I have an absurd love of pumpkins. As autumn rolls in and all of a sudden piles of pumpkins pop up along these country roads, I become giddy and can't help but squeal, "Look! PUMPKINS!" every time we pass a patch. To me, they are the most beautiful vegetable. I love their rotund form, their twisting stumps, and their relentlessly bold color. No wallflowers, pumpkins declare themselves proudly.
For several years, starting when I was around eight years old, I had a backyard vegetable garden. One year I grew pumpkins. I got a small crop and picked most of them, but left the largest one on the vine to get bigger. Every day I went out to check on it and decided to let it grow just a bit longer. Finally one morning I decided it was time, but when I went out to the garden, my pumpkin was gone. Fat and happy the day before, it had been attacked by slugs in the night. All that remained was the stump and a few sad, stringy seeds. It was an important lesson: patience may be a virtue, but hesitation can get you screwed.

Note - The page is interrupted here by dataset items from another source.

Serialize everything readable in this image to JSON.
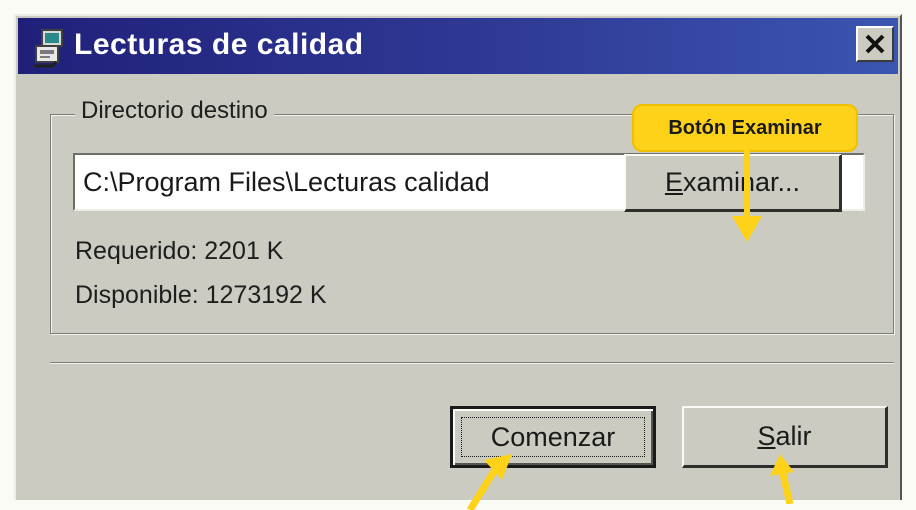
{
  "window": {
    "title": "Lecturas de calidad"
  },
  "group": {
    "label": "Directorio destino",
    "path_value": "C:\\Program Files\\Lecturas calidad",
    "required_text": "Requerido: 2201 K",
    "available_text": "Disponible: 1273192 K"
  },
  "buttons": {
    "browse_label": "Examinar...",
    "browse_mnemonic": "E",
    "browse_rest": "xaminar...",
    "start_label": "Comenzar",
    "exit_mnemonic": "S",
    "exit_rest": "alir"
  },
  "annotations": {
    "browse_callout": "Botón Examinar"
  },
  "colors": {
    "title_bar_start": "#20207a",
    "title_bar_end": "#3b55b0",
    "dialog_face": "#cbcbc1",
    "callout": "#ffd21a"
  }
}
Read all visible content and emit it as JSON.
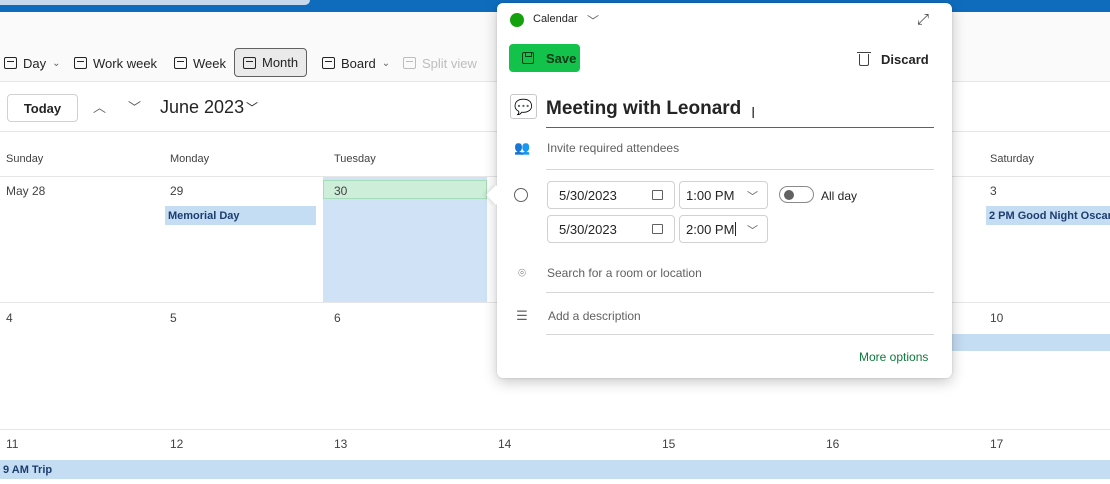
{
  "toolbar": {
    "views": [
      {
        "label": "Day",
        "has_menu": true
      },
      {
        "label": "Work week",
        "has_menu": false
      },
      {
        "label": "Week",
        "has_menu": false
      },
      {
        "label": "Month",
        "has_menu": false,
        "active": true
      },
      {
        "label": "Board",
        "has_menu": true
      },
      {
        "label": "Split view",
        "has_menu": false,
        "disabled": true
      }
    ]
  },
  "nav": {
    "today_label": "Today",
    "month_label": "June 2023"
  },
  "calendar": {
    "weekdays": [
      "Sunday",
      "Monday",
      "Tuesday",
      "",
      "",
      "",
      "Saturday"
    ],
    "weeks": [
      [
        "May 28",
        "29",
        "30",
        "",
        "",
        "",
        "3"
      ],
      [
        "4",
        "5",
        "6",
        "",
        "",
        "",
        "10"
      ],
      [
        "11",
        "12",
        "13",
        "14",
        "15",
        "16",
        "17"
      ]
    ],
    "events": [
      {
        "week": 0,
        "day": 1,
        "label": "Memorial Day"
      },
      {
        "week": 0,
        "day": 6,
        "label": "2 PM  Good Night Oscar"
      },
      {
        "week": 2,
        "day": 0,
        "label": "9 AM  Trip"
      }
    ],
    "selected_day": {
      "week": 0,
      "day": 2
    }
  },
  "dialog": {
    "calendar_name": "Calendar",
    "calendar_color": "#13a10e",
    "save_label": "Save",
    "discard_label": "Discard",
    "title_value": "Meeting with Leonard",
    "attendees_placeholder": "Invite required attendees",
    "start_date": "5/30/2023",
    "start_time": "1:00 PM",
    "end_date": "5/30/2023",
    "end_time": "2:00 PM",
    "all_day_label": "All day",
    "all_day_on": false,
    "location_placeholder": "Search for a room or location",
    "description_placeholder": "Add a description",
    "more_options_label": "More options"
  },
  "colors": {
    "accent": "#0f6cbd",
    "save_button": "#13c24a",
    "event_fill": "#c5ddf3",
    "selected_day": "#cfe2f6",
    "today_strip": "#cdeed8"
  }
}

As much as I love pumpkins, I rarely bother with roasting them and scooping out the sweet flesh. Why go to all that trouble when the canned puree is flavorful, perfectly smooth, and cheap? I always get the plain pumpkin, not the pie mix with all its added sugars and spices, because I prefer to spice it myself and I actually rarely make pie. My three favorite things to make with canned pumpkin are pumpkin ravioli, curried pumpkin soup, and pumpkin bread.
I made the season's first batch of pumpkin bread last Friday using the recipe from my circa 1970 Betty Crocker cookbook, which I picked up in a thrift store just before moving in to my first apartment. The recipe, which uses one 15oz can or half a large can of pumpkin, makes two 8" loaves. The bread is so irresistible that the two of us could easily go through a whole loaf in a day or two, so I split the batter among four mini loaf pans and freeze some. Later in the season we can pull one out of the freezer at night and have it ready for breakfast in the morning.